Воздух, поступавший через открытые балконные двери, был теплым и мягким. Ярко светило солнце…
— Знаете, — сказал он тихо. — Мы — я и мой друг Адриан — начали работать над нашей задачей в тридцать восьмом году. Но Адриана убило бомбой. — Линдхаут медленно расхаживал по комнате взад-вперед. — Сейчас у нас сорок пятый год. Семь лет я работал над этой проблемой. Это долгий срок. Не хочется вдруг прекращать работу. Думаю, вы этого не поймете, Толлек, но я считаю, что важнее разрабатывать средства для человеческой жизни, чем средства для человеческой смерти. Я люблю жизнь, потому что в этой жизни я до сих пор мог работать. И я слишком долго работал, чтобы теперь позволить грязной свинье остановить меня.
— Вы назвали меня грязной свиньей, Кейзер, — сказал Толлек, продолжая улыбаться, — но это ничего. Это меня не задевает. Еврей не может меня оскорбить, вообще не может, никогда. К тому же мы все прикрываем этикой свои поступки, не так ли?
— Конечно, — сказал Линдхаут. — Вы, естественно, тоже, вы тоже, вы, отвратительный шпик.
— Давайте лучше оставим эти попытки характеристик, — сказал Толлек. Улыбка исчезла с его лица. — Теперь я хотел бы как можно быстрее завершить разговор с вами.

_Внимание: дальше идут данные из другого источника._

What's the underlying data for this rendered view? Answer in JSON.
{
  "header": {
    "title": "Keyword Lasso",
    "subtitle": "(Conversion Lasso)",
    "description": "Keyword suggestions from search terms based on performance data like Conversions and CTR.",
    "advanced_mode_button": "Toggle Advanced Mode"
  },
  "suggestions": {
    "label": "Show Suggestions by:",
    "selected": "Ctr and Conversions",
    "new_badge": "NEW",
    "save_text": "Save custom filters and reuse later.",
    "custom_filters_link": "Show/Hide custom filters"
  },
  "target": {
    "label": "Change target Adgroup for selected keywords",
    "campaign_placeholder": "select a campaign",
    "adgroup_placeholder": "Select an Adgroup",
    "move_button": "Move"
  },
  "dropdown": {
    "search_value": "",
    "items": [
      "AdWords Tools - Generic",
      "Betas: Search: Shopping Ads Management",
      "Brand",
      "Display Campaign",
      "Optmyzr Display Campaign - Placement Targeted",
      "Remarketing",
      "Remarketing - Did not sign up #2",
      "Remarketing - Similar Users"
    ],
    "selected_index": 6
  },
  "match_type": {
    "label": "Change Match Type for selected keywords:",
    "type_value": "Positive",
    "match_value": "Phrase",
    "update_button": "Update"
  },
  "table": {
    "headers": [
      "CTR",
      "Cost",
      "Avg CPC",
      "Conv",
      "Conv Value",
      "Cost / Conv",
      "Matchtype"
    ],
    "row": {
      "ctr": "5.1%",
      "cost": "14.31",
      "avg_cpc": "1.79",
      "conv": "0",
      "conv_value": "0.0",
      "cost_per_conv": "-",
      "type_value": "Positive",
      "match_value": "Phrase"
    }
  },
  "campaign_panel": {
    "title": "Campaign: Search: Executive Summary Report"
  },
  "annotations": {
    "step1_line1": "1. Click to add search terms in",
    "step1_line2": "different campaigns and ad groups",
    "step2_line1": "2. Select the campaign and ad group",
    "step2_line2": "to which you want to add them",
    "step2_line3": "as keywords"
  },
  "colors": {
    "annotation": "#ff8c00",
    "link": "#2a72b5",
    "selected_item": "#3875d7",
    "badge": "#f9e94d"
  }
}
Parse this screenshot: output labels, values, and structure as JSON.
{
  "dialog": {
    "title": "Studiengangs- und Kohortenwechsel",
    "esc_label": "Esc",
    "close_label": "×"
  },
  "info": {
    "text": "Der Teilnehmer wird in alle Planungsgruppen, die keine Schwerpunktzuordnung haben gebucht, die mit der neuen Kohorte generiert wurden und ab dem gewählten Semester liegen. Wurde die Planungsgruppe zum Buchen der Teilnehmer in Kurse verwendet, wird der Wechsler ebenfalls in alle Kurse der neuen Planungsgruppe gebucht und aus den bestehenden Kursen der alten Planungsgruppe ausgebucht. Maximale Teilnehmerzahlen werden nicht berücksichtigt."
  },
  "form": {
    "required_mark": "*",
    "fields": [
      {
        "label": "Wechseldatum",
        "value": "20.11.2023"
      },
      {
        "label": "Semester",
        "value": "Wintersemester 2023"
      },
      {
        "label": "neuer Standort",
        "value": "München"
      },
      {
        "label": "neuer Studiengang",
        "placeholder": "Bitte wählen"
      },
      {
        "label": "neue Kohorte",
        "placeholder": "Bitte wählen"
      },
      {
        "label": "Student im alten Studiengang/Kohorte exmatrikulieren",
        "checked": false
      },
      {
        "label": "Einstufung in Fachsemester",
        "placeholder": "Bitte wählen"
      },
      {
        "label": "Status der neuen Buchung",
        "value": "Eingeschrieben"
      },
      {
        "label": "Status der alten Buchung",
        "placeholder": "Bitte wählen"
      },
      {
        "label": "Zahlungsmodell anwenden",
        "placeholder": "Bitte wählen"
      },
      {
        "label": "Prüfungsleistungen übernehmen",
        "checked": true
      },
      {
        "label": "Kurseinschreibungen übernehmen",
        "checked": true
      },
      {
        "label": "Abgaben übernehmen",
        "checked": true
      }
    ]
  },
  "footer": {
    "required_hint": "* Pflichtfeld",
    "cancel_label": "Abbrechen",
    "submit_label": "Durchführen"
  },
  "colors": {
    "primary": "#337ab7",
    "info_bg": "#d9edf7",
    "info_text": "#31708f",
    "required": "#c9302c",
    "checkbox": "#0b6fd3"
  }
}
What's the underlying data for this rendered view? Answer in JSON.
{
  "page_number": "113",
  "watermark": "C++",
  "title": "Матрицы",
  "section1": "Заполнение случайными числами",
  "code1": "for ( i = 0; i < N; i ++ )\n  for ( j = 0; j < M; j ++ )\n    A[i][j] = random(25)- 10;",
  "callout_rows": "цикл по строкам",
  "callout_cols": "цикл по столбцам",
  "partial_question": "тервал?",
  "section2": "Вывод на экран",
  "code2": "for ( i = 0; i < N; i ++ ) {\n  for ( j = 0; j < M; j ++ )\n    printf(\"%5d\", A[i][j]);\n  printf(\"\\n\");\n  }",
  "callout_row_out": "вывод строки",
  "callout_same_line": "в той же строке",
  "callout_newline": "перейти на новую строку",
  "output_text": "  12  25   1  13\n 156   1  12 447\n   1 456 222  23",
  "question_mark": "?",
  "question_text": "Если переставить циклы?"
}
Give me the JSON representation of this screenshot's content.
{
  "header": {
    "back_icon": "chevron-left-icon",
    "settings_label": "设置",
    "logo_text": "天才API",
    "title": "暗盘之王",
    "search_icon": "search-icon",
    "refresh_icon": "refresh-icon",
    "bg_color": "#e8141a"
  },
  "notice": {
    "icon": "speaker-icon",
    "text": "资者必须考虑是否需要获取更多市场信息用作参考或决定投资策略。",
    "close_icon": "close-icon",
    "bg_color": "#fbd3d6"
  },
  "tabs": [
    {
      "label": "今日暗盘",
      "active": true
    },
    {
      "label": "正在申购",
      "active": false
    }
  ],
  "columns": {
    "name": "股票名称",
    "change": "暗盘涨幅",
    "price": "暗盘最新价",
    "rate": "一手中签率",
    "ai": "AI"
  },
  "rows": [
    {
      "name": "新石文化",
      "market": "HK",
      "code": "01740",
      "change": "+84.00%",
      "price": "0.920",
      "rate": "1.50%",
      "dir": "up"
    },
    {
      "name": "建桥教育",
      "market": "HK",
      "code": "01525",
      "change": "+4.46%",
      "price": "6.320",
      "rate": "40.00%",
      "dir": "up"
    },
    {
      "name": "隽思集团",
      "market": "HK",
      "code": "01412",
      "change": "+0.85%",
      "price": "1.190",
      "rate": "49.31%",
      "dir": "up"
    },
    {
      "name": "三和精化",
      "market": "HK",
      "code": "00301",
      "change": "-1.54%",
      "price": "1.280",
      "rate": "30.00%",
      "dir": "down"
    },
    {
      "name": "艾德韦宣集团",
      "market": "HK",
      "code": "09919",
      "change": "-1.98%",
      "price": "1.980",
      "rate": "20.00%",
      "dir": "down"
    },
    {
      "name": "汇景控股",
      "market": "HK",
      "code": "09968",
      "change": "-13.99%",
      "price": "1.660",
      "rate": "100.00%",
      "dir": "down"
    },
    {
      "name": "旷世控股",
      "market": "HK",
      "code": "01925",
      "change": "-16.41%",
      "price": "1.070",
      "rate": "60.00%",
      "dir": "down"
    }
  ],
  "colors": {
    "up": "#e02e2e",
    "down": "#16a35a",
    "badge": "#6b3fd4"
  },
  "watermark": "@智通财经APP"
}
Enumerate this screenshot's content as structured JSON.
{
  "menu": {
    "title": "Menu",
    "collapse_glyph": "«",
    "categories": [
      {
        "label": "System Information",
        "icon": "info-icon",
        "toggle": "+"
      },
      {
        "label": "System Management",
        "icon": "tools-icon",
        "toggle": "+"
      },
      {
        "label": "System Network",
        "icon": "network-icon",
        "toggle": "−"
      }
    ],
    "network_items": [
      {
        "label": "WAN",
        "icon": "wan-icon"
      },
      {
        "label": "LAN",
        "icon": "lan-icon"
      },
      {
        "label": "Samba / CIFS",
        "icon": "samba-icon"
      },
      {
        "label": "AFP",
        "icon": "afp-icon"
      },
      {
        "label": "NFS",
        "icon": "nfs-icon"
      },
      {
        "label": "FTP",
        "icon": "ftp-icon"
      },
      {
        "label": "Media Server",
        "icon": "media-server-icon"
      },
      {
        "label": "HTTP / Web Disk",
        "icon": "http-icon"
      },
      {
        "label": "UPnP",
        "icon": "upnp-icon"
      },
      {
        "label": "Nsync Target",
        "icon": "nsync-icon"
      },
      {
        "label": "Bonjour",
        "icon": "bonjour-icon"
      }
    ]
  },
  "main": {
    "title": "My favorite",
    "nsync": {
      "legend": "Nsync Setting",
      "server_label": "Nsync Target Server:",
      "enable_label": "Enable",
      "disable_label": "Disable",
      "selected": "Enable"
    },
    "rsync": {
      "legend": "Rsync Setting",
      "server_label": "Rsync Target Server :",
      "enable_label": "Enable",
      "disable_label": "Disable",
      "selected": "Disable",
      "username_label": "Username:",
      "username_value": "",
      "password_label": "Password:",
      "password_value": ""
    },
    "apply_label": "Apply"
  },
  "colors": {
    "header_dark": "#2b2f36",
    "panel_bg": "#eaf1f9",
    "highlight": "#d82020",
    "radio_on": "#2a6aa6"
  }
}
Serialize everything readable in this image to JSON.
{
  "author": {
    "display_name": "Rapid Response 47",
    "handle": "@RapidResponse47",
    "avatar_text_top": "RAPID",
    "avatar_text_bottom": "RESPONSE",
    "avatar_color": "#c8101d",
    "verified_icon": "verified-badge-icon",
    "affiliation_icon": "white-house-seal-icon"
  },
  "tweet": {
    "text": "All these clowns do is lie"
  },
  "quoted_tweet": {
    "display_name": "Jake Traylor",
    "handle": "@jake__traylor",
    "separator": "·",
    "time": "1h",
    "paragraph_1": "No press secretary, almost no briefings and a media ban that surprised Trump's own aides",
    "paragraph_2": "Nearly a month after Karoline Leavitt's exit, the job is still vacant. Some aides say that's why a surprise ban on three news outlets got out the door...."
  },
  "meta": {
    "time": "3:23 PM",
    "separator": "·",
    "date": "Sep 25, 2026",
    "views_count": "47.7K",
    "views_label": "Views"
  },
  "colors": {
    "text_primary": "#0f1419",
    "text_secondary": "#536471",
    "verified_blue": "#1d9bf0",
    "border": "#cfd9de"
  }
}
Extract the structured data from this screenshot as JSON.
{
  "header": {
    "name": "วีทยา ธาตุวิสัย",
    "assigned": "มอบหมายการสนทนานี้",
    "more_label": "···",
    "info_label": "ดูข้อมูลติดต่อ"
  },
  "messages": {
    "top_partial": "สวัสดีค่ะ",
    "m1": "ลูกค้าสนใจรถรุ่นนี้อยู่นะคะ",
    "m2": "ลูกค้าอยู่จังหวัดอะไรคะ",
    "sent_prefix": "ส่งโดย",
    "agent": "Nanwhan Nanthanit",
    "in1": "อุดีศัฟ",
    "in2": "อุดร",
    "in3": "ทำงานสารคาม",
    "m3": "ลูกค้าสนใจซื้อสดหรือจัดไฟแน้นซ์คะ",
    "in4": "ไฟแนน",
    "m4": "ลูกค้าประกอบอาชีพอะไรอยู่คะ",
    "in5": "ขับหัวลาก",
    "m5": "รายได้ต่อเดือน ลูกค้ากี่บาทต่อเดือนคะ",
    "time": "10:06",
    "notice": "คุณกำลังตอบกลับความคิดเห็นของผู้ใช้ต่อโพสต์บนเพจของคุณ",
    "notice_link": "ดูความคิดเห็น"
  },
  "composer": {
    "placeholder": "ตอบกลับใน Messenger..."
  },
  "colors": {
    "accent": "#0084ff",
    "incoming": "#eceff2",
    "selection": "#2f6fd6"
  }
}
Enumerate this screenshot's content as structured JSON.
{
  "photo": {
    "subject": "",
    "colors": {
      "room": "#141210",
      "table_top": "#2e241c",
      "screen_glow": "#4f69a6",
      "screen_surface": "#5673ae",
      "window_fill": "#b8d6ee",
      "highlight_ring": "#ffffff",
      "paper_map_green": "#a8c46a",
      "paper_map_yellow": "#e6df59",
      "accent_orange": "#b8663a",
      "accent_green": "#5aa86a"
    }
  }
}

— Потому что вы властелин, — кивнул головой Линдхаут. — А я недочеловек. Не моя — ваша раса поведет этот мир в светлое будущее.
— Внимание, сообщение об обстановке в воздухе, — зазвучал смазанный женский голос из какого-то радиоприемника. — Первое вражеское соединение бомбардировщиков с меняющимися целями лавирует над городом. Сбросы бомб в Четырнадцатом, Пятнадцатом, Шестнадцатом и Девятнадцатом районах. Второе крупное вражеское соединение бомбардировщиков приближается к черте города с запада…
— Плевал я на расу, — сказал Толлек. — Что с деньгами?
— Ничего.
— Вы не хотите платить?
— Я не могу платить. У меня нет денег.
— Великолепно, — сказал Толлек, — тогда сразу после налета я иду в гестапо.
Новые взрывы раздавались все ближе.
— А гестапо поверит в вашу историю?
— О да, — сказал Толлек.
— О нет, — сказал Линдхаут. — Вы забываете, что я уважаемый ученый, представляющий большую ценность для великогерманского рейха.
— Вы забываете, что вы сраный голландский еврей, который омерзительным образом присвоил себе чужую фамилию и чужую личность, чтобы иметь возможность и дальше заниматься своими темными делами.
Грохот становился все громче.
— Чтобы иметь возможность работать дальше, — спокойно возразил Линдхаут. — Но это не существенно. Гораздо существеннее, что у вас нет никаких доказательств ваших утверждений.
— Нет? — Толлек вынул из нагрудного кармана пиджака почтовый конверт, а из конверта — убористо исписанный лист белой бумаги. — Вот это, — сказал он, — свидетельство человека в подвале, о котором я вам рассказывал. Свидетельство, подтвержденное под присягой! И как я уже говорил, человек занимает высокий пост в Берлине. — Теперь Толлек снова улыбался. — А как обстоит дело со шрамом на ноге, который остался у еврея Кейзера от автокатастрофы? Гестапо нужно только снять с вас брюки. — Вдруг он что-то вспомнил: — Человек, от которого у меня информация, должен, конечно, получить часть денег, которые вы заплатите за этот лист бумаги.